On Wed, Sep 11, 2013 at 9:06 PM, Steve Langasek <
<email address hidden>> wrote:

> Hello martyfelker, or anyone else affected,
>
> Accepted xserver-xorg-video-nouveau into quantal-proposed. The package
> will build now and be available at http://launchpad.net/ubuntu/+source
> /xserver-xorg-video-nouveau/1:1.0.3-0ubuntu0.2 in a few hours, and then
> in the -proposed repository.
>
> Please help us by testing this new package. See
> https://wiki.ubuntu.com/Testing/EnableProposed for documentation how to
> enable and use -proposed. Your feedback will aid us getting this update
> out to other Ubuntu users.
>
> If this package fixes the bug for you, please add a comment to this bug,
> mentioning the version of the package you tested, and change the tag
> from verification-needed to verification-done. If it does not fix the
> bug for you, please add a comment stating that, and change the tag to
> verification-failed. In either case, details of your testing will help
> us make a better decision.
>
> Further information regarding the verification process can be found at
> https://wiki.ubuntu.com/QATeam/PerformingSRUVerification . Thank you in
> advance!
>
>
> ** Changed in: xserver-xorg-video-nouveau (Ubuntu Quantal)
> Status: New => Fix Committed
>
> ** Tags added: verification-needed
>
> --
> You received this bug notification because you are subscribed to the bug
> report.
> https://bugs.launchpad.net/bugs/1056511
>
> Title:
> Xorg crashed with SIGABRT in memcpy() from NVRefreshArea()
>
> To manage notifications about this bug go to:
>
> https://bugs.launchpad.net/ubuntu/+source/xorg-server/+bug/1056511/+subscriptions
>

tested again on my tv at a 1680x1050 resolution, seems to work.

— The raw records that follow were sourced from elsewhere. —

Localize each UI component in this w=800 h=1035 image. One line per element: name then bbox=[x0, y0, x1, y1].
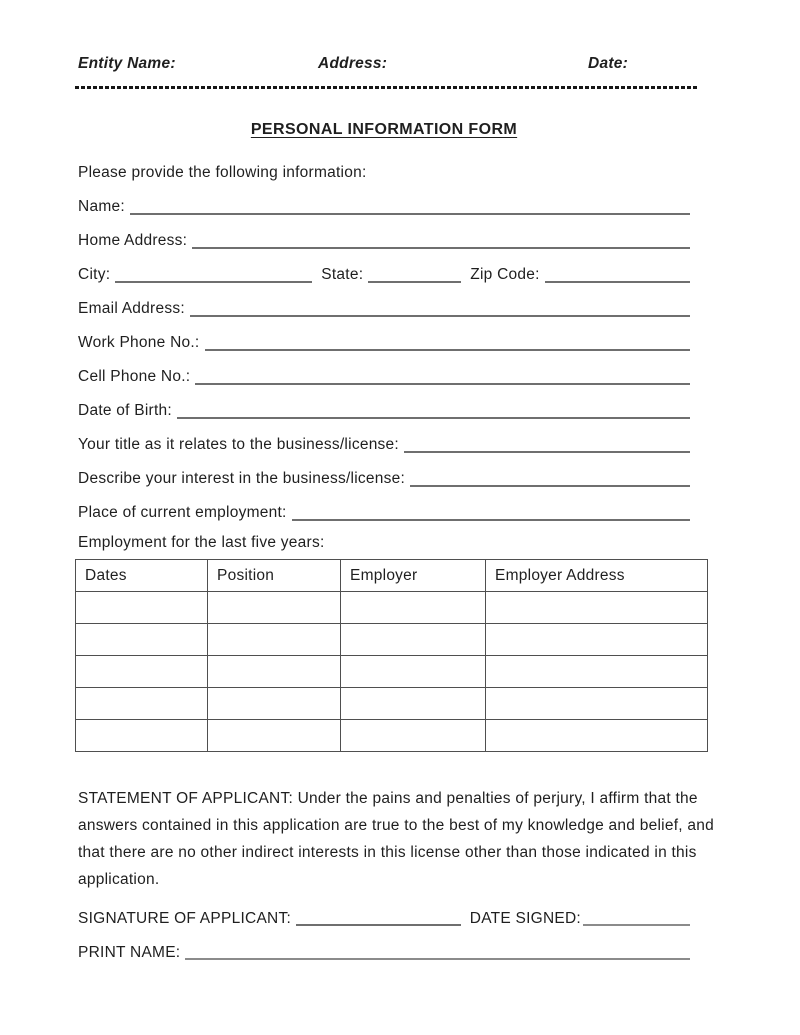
table-header-dates: Dates bbox=[76, 560, 208, 592]
state-label: State: bbox=[321, 266, 364, 283]
address-label: Address: bbox=[318, 55, 388, 72]
table-cell-employer[interactable] bbox=[341, 720, 486, 752]
field-row-home-address bbox=[78, 229, 690, 249]
field-row-work-phone bbox=[78, 331, 690, 351]
form-title: PERSONAL INFORMATION FORM bbox=[250, 121, 518, 138]
statement-line-4: application. bbox=[78, 871, 160, 888]
field-row-name bbox=[78, 195, 690, 215]
document-header bbox=[78, 56, 690, 74]
date-label: Date: bbox=[588, 55, 629, 72]
table-cell-employer[interactable] bbox=[341, 624, 486, 656]
table-row bbox=[76, 656, 708, 688]
email-label: Email Address: bbox=[78, 300, 185, 317]
table-cell-position[interactable] bbox=[208, 624, 341, 656]
cell-phone-input-line[interactable] bbox=[195, 369, 690, 385]
table-cell-position[interactable] bbox=[208, 656, 341, 688]
field-row-city-state-zip bbox=[78, 263, 690, 283]
table-cell-employer-address[interactable] bbox=[486, 592, 708, 624]
table-cell-employer[interactable] bbox=[341, 688, 486, 720]
business-interest-input-line[interactable] bbox=[410, 471, 690, 487]
statement-line-3: that there are no other indirect interests in this license other than those indicated in this bbox=[78, 844, 697, 861]
statement-of-applicant bbox=[78, 785, 714, 893]
print-name-label: PRINT NAME: bbox=[78, 943, 181, 961]
state-input-line[interactable] bbox=[368, 267, 461, 283]
work-phone-label: Work Phone No.: bbox=[78, 334, 200, 351]
dashed-separator bbox=[75, 86, 698, 89]
business-title-input-line[interactable] bbox=[404, 437, 690, 453]
business-interest-label: Describe your interest in the business/license: bbox=[78, 470, 406, 487]
cell-phone-label: Cell Phone No.: bbox=[78, 368, 191, 385]
employment-history-label: Employment for the last five years: bbox=[78, 533, 325, 551]
table-header-position: Position bbox=[208, 560, 341, 592]
home-address-input-line[interactable] bbox=[192, 233, 690, 249]
statement-line-2: answers contained in this application are true to the best of my knowledge and belief, and bbox=[78, 817, 714, 834]
table-row bbox=[76, 624, 708, 656]
city-input-line[interactable] bbox=[115, 267, 312, 283]
field-row-business-interest bbox=[78, 467, 690, 487]
print-name-row bbox=[78, 940, 690, 960]
field-row-cell-phone bbox=[78, 365, 690, 385]
entity-name-label: Entity Name: bbox=[78, 55, 176, 72]
table-cell-employer[interactable] bbox=[341, 656, 486, 688]
date-of-birth-input-line[interactable] bbox=[177, 403, 690, 419]
statement-line-1: STATEMENT OF APPLICANT: Under the pains and penalties of perjury, I affirm that the bbox=[78, 790, 698, 807]
work-phone-input-line[interactable] bbox=[205, 335, 691, 351]
signature-input-line[interactable] bbox=[296, 910, 461, 926]
city-label: City: bbox=[78, 266, 111, 283]
employment-history-table bbox=[75, 559, 708, 752]
business-title-label: Your title as it relates to the business/license: bbox=[78, 436, 399, 453]
table-row bbox=[76, 592, 708, 624]
field-row-email bbox=[78, 297, 690, 317]
date-signed-input-line[interactable] bbox=[583, 910, 690, 926]
table-cell-dates[interactable] bbox=[76, 624, 208, 656]
table-cell-position[interactable] bbox=[208, 592, 341, 624]
table-header-employer: Employer bbox=[341, 560, 486, 592]
signature-row bbox=[78, 906, 690, 926]
table-row bbox=[76, 688, 708, 720]
table-cell-dates[interactable] bbox=[76, 656, 208, 688]
name-label: Name: bbox=[78, 198, 125, 215]
date-signed-label: DATE SIGNED: bbox=[469, 909, 581, 927]
table-cell-dates[interactable] bbox=[76, 592, 208, 624]
field-row-employment-place bbox=[78, 501, 690, 521]
table-header-row bbox=[76, 560, 708, 592]
intro-text: Please provide the following information: bbox=[78, 164, 367, 181]
table-cell-employer-address[interactable] bbox=[486, 688, 708, 720]
field-row-date-of-birth bbox=[78, 399, 690, 419]
name-input-line[interactable] bbox=[130, 199, 690, 215]
table-cell-dates[interactable] bbox=[76, 720, 208, 752]
zip-code-input-line[interactable] bbox=[545, 267, 690, 283]
table-row bbox=[76, 720, 708, 752]
table-cell-employer[interactable] bbox=[341, 592, 486, 624]
field-row-business-title bbox=[78, 433, 690, 453]
date-of-birth-label: Date of Birth: bbox=[78, 402, 172, 419]
table-cell-position[interactable] bbox=[208, 720, 341, 752]
print-name-input-line[interactable] bbox=[185, 944, 690, 960]
table-cell-dates[interactable] bbox=[76, 688, 208, 720]
zip-code-label: Zip Code: bbox=[470, 266, 540, 283]
table-cell-employer-address[interactable] bbox=[486, 624, 708, 656]
email-input-line[interactable] bbox=[190, 301, 690, 317]
employment-place-label: Place of current employment: bbox=[78, 504, 287, 521]
signature-label: SIGNATURE OF APPLICANT: bbox=[78, 909, 292, 927]
table-cell-employer-address[interactable] bbox=[486, 656, 708, 688]
table-header-employer-address: Employer Address bbox=[486, 560, 708, 592]
table-cell-position[interactable] bbox=[208, 688, 341, 720]
home-address-label: Home Address: bbox=[78, 232, 188, 249]
table-cell-employer-address[interactable] bbox=[486, 720, 708, 752]
employment-place-input-line[interactable] bbox=[292, 505, 690, 521]
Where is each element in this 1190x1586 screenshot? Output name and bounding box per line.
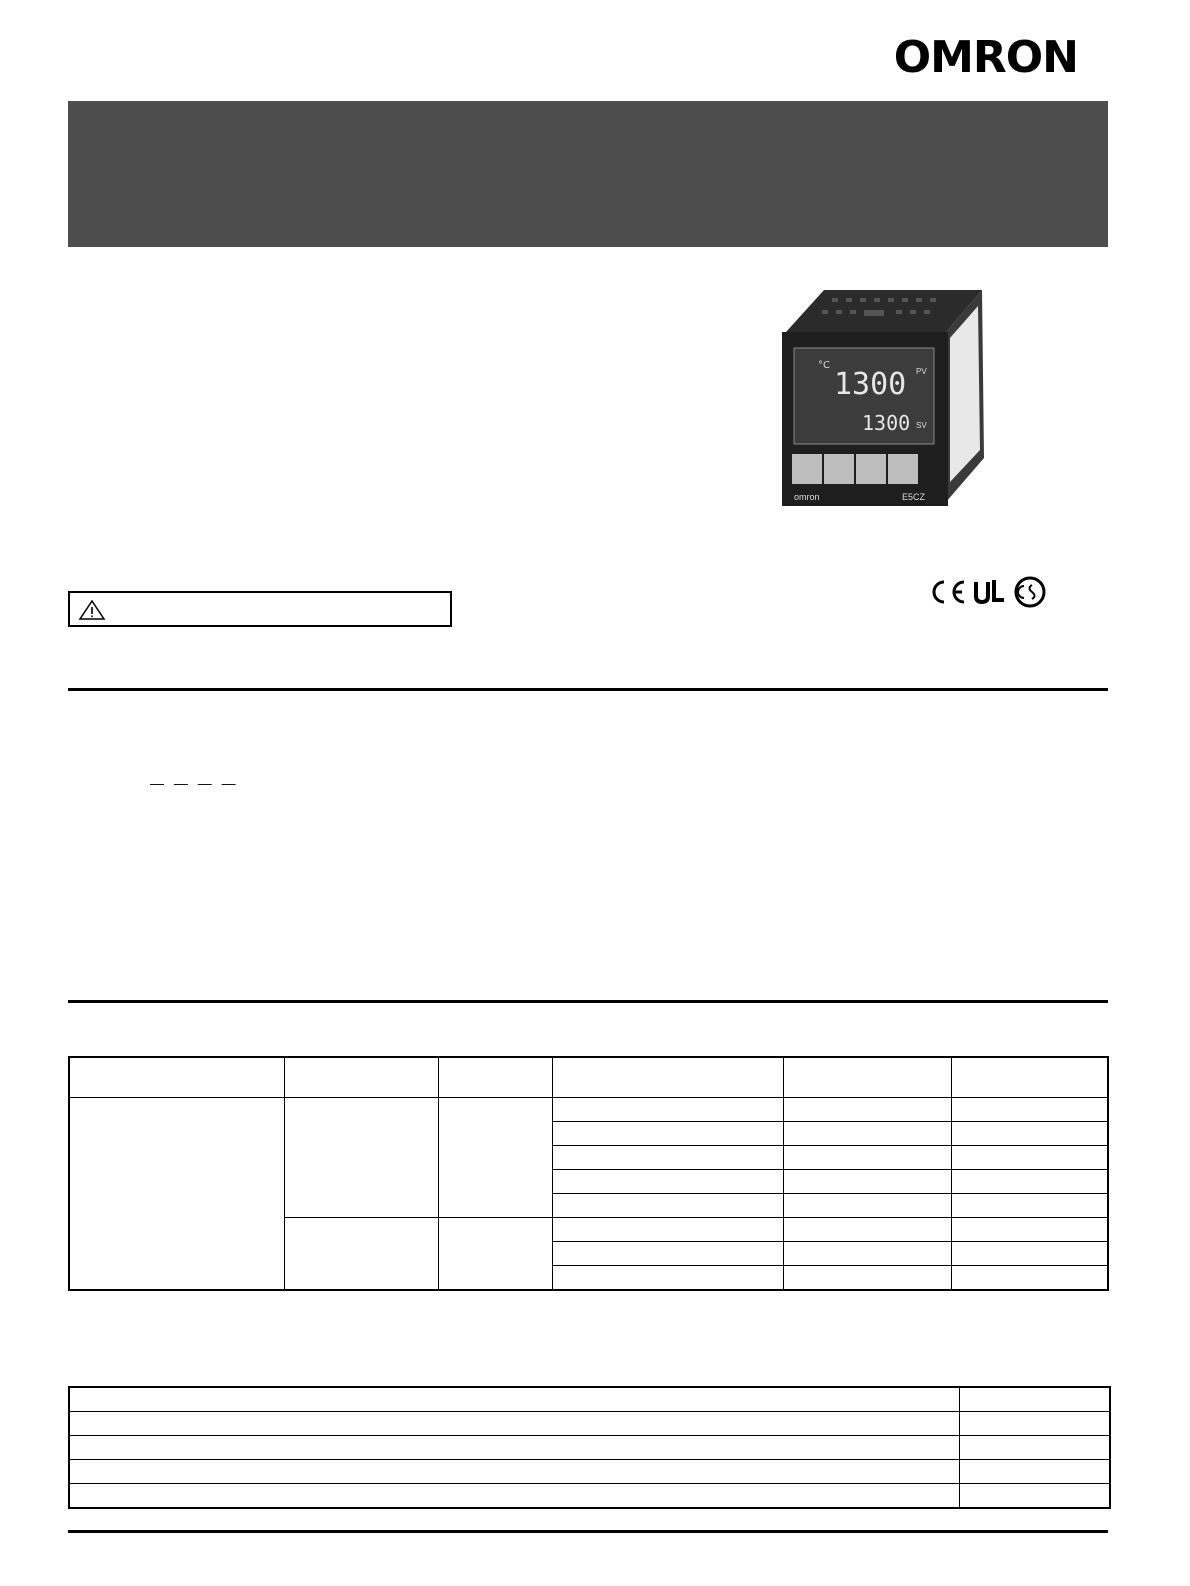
model-table — [68, 1056, 1109, 1291]
table-cell — [959, 1412, 1110, 1436]
table-cell — [959, 1436, 1110, 1460]
table-cell — [951, 1266, 1108, 1291]
sv-display: 1300 — [862, 411, 911, 435]
table-cell — [552, 1266, 784, 1291]
table-cell — [959, 1387, 1110, 1412]
table-cell — [69, 1098, 285, 1291]
table-cell — [69, 1484, 959, 1509]
certification-marks — [928, 574, 1058, 610]
table-header-cell — [951, 1057, 1108, 1098]
csa-mark-icon — [1016, 578, 1044, 606]
table-cell — [552, 1098, 784, 1122]
table-header-cell — [438, 1057, 552, 1098]
table-cell — [285, 1218, 439, 1291]
mode-key — [792, 454, 822, 484]
table-cell — [951, 1146, 1108, 1170]
table-cell — [784, 1266, 952, 1291]
unit-label: °C — [818, 360, 830, 371]
table-cell — [951, 1170, 1108, 1194]
table-cell — [784, 1146, 952, 1170]
section-rule-1 — [68, 688, 1108, 691]
table-cell — [784, 1122, 952, 1146]
table-header-cell — [552, 1057, 784, 1098]
table-cell — [552, 1146, 784, 1170]
table-cell — [784, 1098, 952, 1122]
table-header-cell — [784, 1057, 952, 1098]
table-cell — [784, 1194, 952, 1218]
section-rule-2 — [68, 1000, 1108, 1003]
table-cell — [69, 1460, 959, 1484]
table-cell — [951, 1098, 1108, 1122]
table-header-row — [69, 1057, 1108, 1098]
table-cell — [69, 1412, 959, 1436]
table-cell — [951, 1122, 1108, 1146]
pv-label: PV — [916, 367, 927, 376]
table-cell — [552, 1242, 784, 1266]
table-cell — [552, 1170, 784, 1194]
table-cell — [552, 1218, 784, 1242]
table-cell — [951, 1218, 1108, 1242]
table-cell — [69, 1387, 959, 1412]
table-cell — [959, 1484, 1110, 1509]
table-row — [69, 1460, 1110, 1484]
table-cell — [438, 1098, 552, 1218]
footer-rule — [68, 1530, 1108, 1533]
table-header-cell — [285, 1057, 439, 1098]
table-row — [69, 1412, 1110, 1436]
table-row — [69, 1484, 1110, 1509]
omron-logo: OMRON — [893, 32, 1078, 83]
sv-label: SV — [916, 421, 927, 430]
front-model: E5CZ — [902, 492, 926, 502]
table-cell — [552, 1194, 784, 1218]
table-row — [69, 1098, 1108, 1122]
warning-box — [68, 591, 452, 627]
title-banner — [68, 101, 1108, 247]
pv-display: 1300 — [834, 367, 907, 402]
table-row — [69, 1387, 1110, 1412]
table-cell — [784, 1218, 952, 1242]
table-cell — [69, 1436, 959, 1460]
table-cell — [285, 1098, 439, 1218]
table-header-cell — [69, 1057, 285, 1098]
table-cell — [951, 1242, 1108, 1266]
warning-triangle-icon — [78, 599, 106, 621]
table-row — [69, 1436, 1110, 1460]
table-cell — [784, 1242, 952, 1266]
table-cell — [438, 1218, 552, 1291]
level-key — [824, 454, 854, 484]
table-cell — [784, 1170, 952, 1194]
ul-mark-icon — [976, 580, 1004, 602]
table-cell — [552, 1122, 784, 1146]
table-cell — [959, 1460, 1110, 1484]
down-key — [856, 454, 886, 484]
up-key — [888, 454, 918, 484]
ce-mark-icon — [934, 582, 964, 602]
product-photo — [772, 282, 998, 520]
accessories-table — [68, 1386, 1111, 1509]
table-cell — [951, 1194, 1108, 1218]
front-brand: omron — [794, 492, 820, 502]
model-code-dashes: — — — — — [150, 775, 239, 791]
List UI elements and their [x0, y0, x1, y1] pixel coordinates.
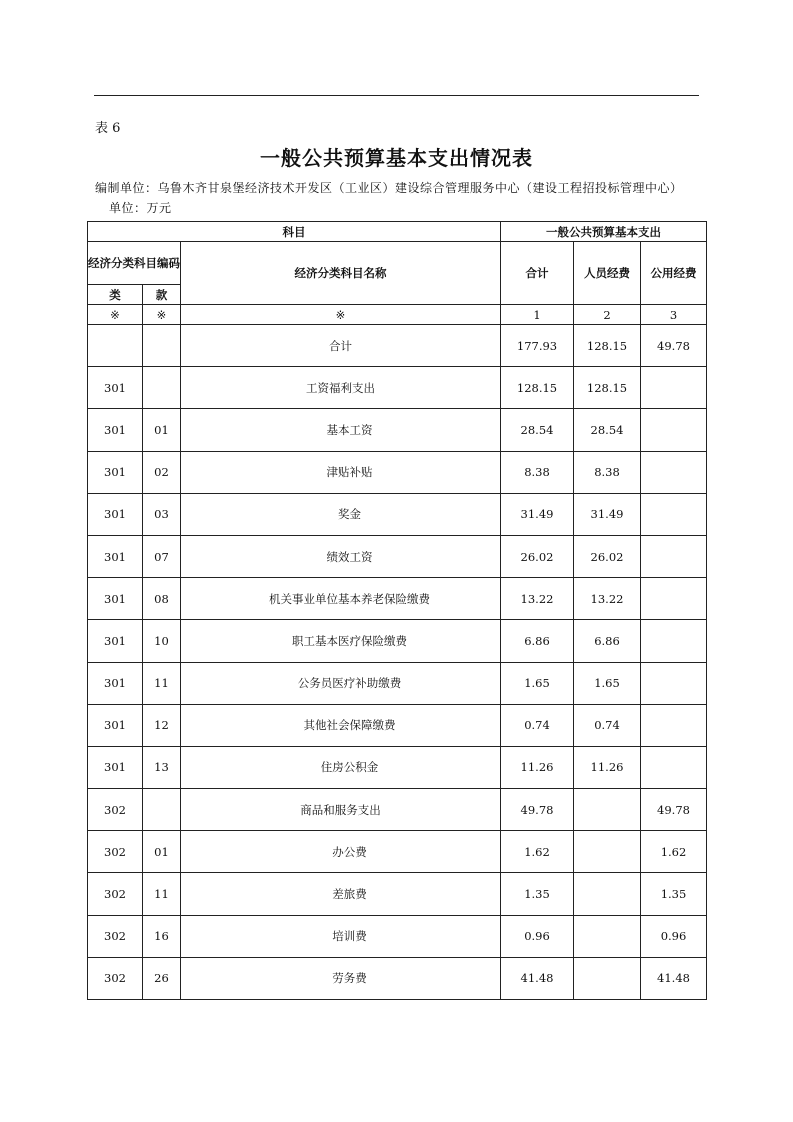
- cell-name: 职工基本医疗保险缴费: [181, 620, 501, 662]
- cell-lei: 301: [88, 704, 143, 746]
- budget-table: [87, 221, 707, 1000]
- cell-total: 31.49: [501, 493, 574, 535]
- top-rule: [94, 95, 699, 96]
- cell-kuan: [143, 325, 181, 367]
- cell-public: [641, 493, 707, 535]
- cell-lei: 301: [88, 620, 143, 662]
- table-row: [88, 873, 707, 915]
- cell-name: 劳务费: [181, 957, 501, 999]
- cell-total: 6.86: [501, 620, 574, 662]
- cell-name: 基本工资: [181, 409, 501, 451]
- cell-public: 49.78: [641, 789, 707, 831]
- cell-lei: 301: [88, 451, 143, 493]
- cell-name: 合计: [181, 325, 501, 367]
- cell-personnel: 31.49: [574, 493, 641, 535]
- cell-public: 1.35: [641, 873, 707, 915]
- cell-total: 8.38: [501, 451, 574, 493]
- cell-total: 26.02: [501, 535, 574, 577]
- cell-total: 28.54: [501, 409, 574, 451]
- cell-lei: 301: [88, 662, 143, 704]
- table-row: [88, 325, 707, 367]
- cell-kuan: [143, 367, 181, 409]
- cell-personnel: 128.15: [574, 325, 641, 367]
- header-personnel: 人员经费: [574, 242, 641, 305]
- mark-lei: ※: [88, 305, 143, 325]
- cell-kuan: 12: [143, 704, 181, 746]
- header-kuan: 款: [143, 285, 181, 305]
- cell-personnel: 26.02: [574, 535, 641, 577]
- cell-public: [641, 451, 707, 493]
- cell-public: 41.48: [641, 957, 707, 999]
- table-row: [88, 620, 707, 662]
- cell-kuan: 08: [143, 578, 181, 620]
- cell-public: [641, 578, 707, 620]
- cell-public: [641, 535, 707, 577]
- cell-public: [641, 409, 707, 451]
- cell-personnel: [574, 873, 641, 915]
- cell-kuan: 16: [143, 915, 181, 957]
- cell-public: 49.78: [641, 325, 707, 367]
- cell-personnel: [574, 831, 641, 873]
- table-row: [88, 409, 707, 451]
- cell-kuan: 10: [143, 620, 181, 662]
- cell-total: 11.26: [501, 746, 574, 788]
- table-row: [88, 789, 707, 831]
- cell-personnel: 1.65: [574, 662, 641, 704]
- table-row: [88, 915, 707, 957]
- cell-lei: 301: [88, 578, 143, 620]
- header-code-group: 经济分类科目编码: [88, 242, 181, 285]
- cell-public: [641, 367, 707, 409]
- cell-total: 1.35: [501, 873, 574, 915]
- table-row: [88, 957, 707, 999]
- cell-name: 办公费: [181, 831, 501, 873]
- cell-kuan: 11: [143, 662, 181, 704]
- cell-lei: 301: [88, 493, 143, 535]
- cell-name: 机关事业单位基本养老保险缴费: [181, 578, 501, 620]
- currency-unit: 单位：万元: [109, 201, 172, 215]
- cell-personnel: [574, 789, 641, 831]
- cell-kuan: 07: [143, 535, 181, 577]
- cell-name: 其他社会保障缴费: [181, 704, 501, 746]
- cell-personnel: 6.86: [574, 620, 641, 662]
- cell-lei: [88, 325, 143, 367]
- cell-lei: 301: [88, 746, 143, 788]
- cell-public: 1.62: [641, 831, 707, 873]
- table-row: [88, 367, 707, 409]
- cell-lei: 301: [88, 535, 143, 577]
- cell-total: 0.74: [501, 704, 574, 746]
- cell-name: 奖金: [181, 493, 501, 535]
- cell-total: 128.15: [501, 367, 574, 409]
- cell-personnel: 13.22: [574, 578, 641, 620]
- header-total: 合计: [501, 242, 574, 305]
- cell-kuan: 13: [143, 746, 181, 788]
- table-number: 表 6: [95, 121, 121, 136]
- cell-lei: 302: [88, 789, 143, 831]
- cell-lei: 302: [88, 873, 143, 915]
- table-row: [88, 662, 707, 704]
- column-number-3: 3: [641, 305, 707, 325]
- header-basic-expenditure: 一般公共预算基本支出: [501, 222, 707, 242]
- table-row: [88, 578, 707, 620]
- cell-personnel: 11.26: [574, 746, 641, 788]
- cell-personnel: [574, 915, 641, 957]
- cell-name: 商品和服务支出: [181, 789, 501, 831]
- cell-personnel: 28.54: [574, 409, 641, 451]
- cell-personnel: 0.74: [574, 704, 641, 746]
- cell-total: 177.93: [501, 325, 574, 367]
- cell-total: 41.48: [501, 957, 574, 999]
- cell-kuan: [143, 789, 181, 831]
- cell-lei: 302: [88, 957, 143, 999]
- cell-public: 0.96: [641, 915, 707, 957]
- cell-lei: 302: [88, 831, 143, 873]
- cell-name: 公务员医疗补助缴费: [181, 662, 501, 704]
- cell-personnel: 8.38: [574, 451, 641, 493]
- cell-name: 津贴补贴: [181, 451, 501, 493]
- compiler-unit: 编制单位：乌鲁木齐甘泉堡经济技术开发区（工业区）建设综合管理服务中心（建设工程招投标管理中心）: [95, 181, 683, 195]
- cell-personnel: [574, 957, 641, 999]
- table-row: [88, 535, 707, 577]
- header-subject-name: 经济分类科目名称: [181, 242, 501, 305]
- compiler-line: [95, 178, 707, 218]
- cell-kuan: 01: [143, 409, 181, 451]
- cell-name: 绩效工资: [181, 535, 501, 577]
- cell-kuan: 26: [143, 957, 181, 999]
- page-title: 一般公共预算基本支出情况表: [260, 146, 533, 170]
- table-row: [88, 831, 707, 873]
- cell-kuan: 11: [143, 873, 181, 915]
- mark-name: ※: [181, 305, 501, 325]
- cell-name: 培训费: [181, 915, 501, 957]
- cell-total: 0.96: [501, 915, 574, 957]
- cell-public: [641, 662, 707, 704]
- cell-kuan: 02: [143, 451, 181, 493]
- mark-kuan: ※: [143, 305, 181, 325]
- table-row: [88, 746, 707, 788]
- cell-name: 工资福利支出: [181, 367, 501, 409]
- header-subject: 科目: [88, 222, 501, 242]
- table-row: [88, 704, 707, 746]
- cell-name: 住房公积金: [181, 746, 501, 788]
- cell-total: 1.65: [501, 662, 574, 704]
- cell-name: 差旅费: [181, 873, 501, 915]
- cell-lei: 301: [88, 367, 143, 409]
- cell-public: [641, 704, 707, 746]
- cell-public: [641, 620, 707, 662]
- cell-personnel: 128.15: [574, 367, 641, 409]
- table-row: [88, 493, 707, 535]
- cell-total: 49.78: [501, 789, 574, 831]
- column-number-2: 2: [574, 305, 641, 325]
- cell-total: 13.22: [501, 578, 574, 620]
- cell-kuan: 03: [143, 493, 181, 535]
- cell-total: 1.62: [501, 831, 574, 873]
- column-number-1: 1: [501, 305, 574, 325]
- cell-kuan: 01: [143, 831, 181, 873]
- table-row: [88, 451, 707, 493]
- cell-public: [641, 746, 707, 788]
- cell-lei: 301: [88, 409, 143, 451]
- header-lei: 类: [88, 285, 143, 305]
- cell-lei: 302: [88, 915, 143, 957]
- header-public: 公用经费: [641, 242, 707, 305]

This bug was fixed in the package xserver-xorg-video-nouveau - 1:1.0.3-0ubuntu0.2

---------------
xserver-xorg-video-nouveau (1:1.0.3-0ubuntu0.2) quantal-proposed; urgency=low

  * Revert kwin fix, it caused a regression.
    - 101-Revert-nouveau-dri2-fix-pixmap-window-offset-calcs.patch

xserver-xorg-video-nouveau (1:1.0.3-0ubuntu0.1) quantal-proposed; urgency=low

  [ Maarten Lankhorst ]
  * New upstream bugfix release
  * Fix SIBABRT in NVRefreshArea (LP: #1056511)
  * Fix race condition in vblank
  * Add solid fill acceleration (LP: #1010794)
  * Cleanup download/upload screen functions (LP: #1010794)
  * Fix prime rendering with kwin

xserver-xorg-video-nouveau (1:1.0.3-1) UNRELEASED; urgency=low

  [ Maarten Lankhorst ]
  * New upstream release.
  * Drop 02-drm-nouveau-newabi.patch and require libdrm 2.4.34

  [ Timo Aaltonen ]
  * watch: Use the .gz tarball, and update the url.
 -- Maarten Lankhorst <email address hidden> Thu, 28 Feb 2013 12:35:09 +0100

The verification of the Stable Release Update for xserver-xorg-video-nouveau has completed successfully and the package has now been released to -updates. Subsequently, the Ubuntu Stable Release Updates Team is being unsubscribed and will not receive messages about this bug report. In the event that you encounter a regression using the package from -updates please report a new bug using ubuntu-bug and tag the bug report regression-update so we can easily find any regresssions.